Ownership and moving in match statement with and without `return` keyword

⚓ Rust    📅 2025-06-30    👤 surdeus    👁️ 6      

surdeus

Warning

This post was published 38 days ago. The information described in this article may have changed.

I am writing a function to perform semantic analysis over a simple assembly language instruction I am implementing for a simple computer model. I use some match expressions to acheive this, and upon detecting errors I return a custom error type. The error type takes owned data, so the algorithm conditionally moves values into the error.

I found that on the branches where I construct this error, if I use the return keyword the compiler understands this conditional move ends the function, and lets me use the variables after the match, but if I wait until the end of the expression and use ?, it considers the variable moved and I cannot use them later.
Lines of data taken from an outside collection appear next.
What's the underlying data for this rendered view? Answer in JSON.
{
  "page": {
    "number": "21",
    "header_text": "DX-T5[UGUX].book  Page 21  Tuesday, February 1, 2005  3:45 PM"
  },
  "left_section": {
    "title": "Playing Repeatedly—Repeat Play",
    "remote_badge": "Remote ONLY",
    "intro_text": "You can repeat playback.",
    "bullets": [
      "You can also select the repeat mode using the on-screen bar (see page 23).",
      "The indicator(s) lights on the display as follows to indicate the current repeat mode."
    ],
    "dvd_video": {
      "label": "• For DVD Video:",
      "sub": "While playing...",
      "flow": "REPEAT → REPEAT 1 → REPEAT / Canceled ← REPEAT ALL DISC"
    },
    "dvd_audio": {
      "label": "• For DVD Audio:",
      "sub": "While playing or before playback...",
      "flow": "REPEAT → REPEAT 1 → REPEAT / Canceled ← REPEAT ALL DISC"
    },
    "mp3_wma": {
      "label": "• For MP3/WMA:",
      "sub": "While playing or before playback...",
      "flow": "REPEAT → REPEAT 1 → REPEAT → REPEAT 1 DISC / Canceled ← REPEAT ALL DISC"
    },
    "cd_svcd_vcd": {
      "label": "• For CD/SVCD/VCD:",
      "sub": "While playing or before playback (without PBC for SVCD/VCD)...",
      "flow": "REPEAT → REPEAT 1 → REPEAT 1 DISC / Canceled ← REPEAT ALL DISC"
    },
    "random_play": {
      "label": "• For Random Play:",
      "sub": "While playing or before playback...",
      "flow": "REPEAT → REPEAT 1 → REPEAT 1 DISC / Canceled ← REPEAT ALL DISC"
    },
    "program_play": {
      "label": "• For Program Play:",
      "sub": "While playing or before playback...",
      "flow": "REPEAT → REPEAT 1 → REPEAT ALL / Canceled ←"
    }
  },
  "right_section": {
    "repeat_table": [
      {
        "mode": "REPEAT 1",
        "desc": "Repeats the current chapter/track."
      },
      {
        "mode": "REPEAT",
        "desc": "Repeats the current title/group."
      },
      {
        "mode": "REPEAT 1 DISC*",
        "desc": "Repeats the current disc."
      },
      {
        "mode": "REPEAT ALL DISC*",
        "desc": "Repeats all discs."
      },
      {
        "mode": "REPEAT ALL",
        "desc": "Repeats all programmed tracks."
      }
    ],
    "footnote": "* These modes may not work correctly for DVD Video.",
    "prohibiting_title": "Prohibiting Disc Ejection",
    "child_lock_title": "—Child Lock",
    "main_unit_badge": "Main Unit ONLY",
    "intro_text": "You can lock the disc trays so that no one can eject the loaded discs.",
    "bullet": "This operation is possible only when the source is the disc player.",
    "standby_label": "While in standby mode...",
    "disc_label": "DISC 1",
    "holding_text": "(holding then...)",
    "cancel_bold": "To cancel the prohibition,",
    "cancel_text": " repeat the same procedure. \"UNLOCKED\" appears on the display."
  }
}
Here's some code illustrating this:

// ensure the destination is not Immediate or a condition bit
            match &dest {
                // construct error, but do not use `return`
                Operand::Immediate(_) | Operand::ConditionBit(_) => Err(
                    OsiacSemanticError::IllegalDestinationAddressingMode(dest, op.to_string()),
                ),
                _ => Ok(()),
            }?;

            return Ok(Instruction::DoubleOperand { op, src, dest });

This code results in this Rust compiler error message:

error[E0382]: use of moved value: `dest`
// ensure the destination is not Immediate or a condition bit
            match &dest {
                // construct and directly return error
                Operand::Immediate(_) | Operand::ConditionBit(_) => return Err(
                    OsiacSemanticError::IllegalDestinationAddressingMode(dest, op.to_string()),
                ),
                _ => Ok(()),
            }?;

            return Ok(Instruction::DoubleOperand { op, src, dest });

This results in no compiler error.

I want to understand better why this is the case. I suspect because without the return statement, the match statement scope ends before the ? operator is used, meaning it compiles as a scope where the value might move, therefore the compiler treats it as moved. With the return statement my guess is that the compiler recognizes the immediately returning branch and that using the value after that must be safe as if it moved execution would not reach there anyway.

Sorry for rambling, just here to learn. Thanks all!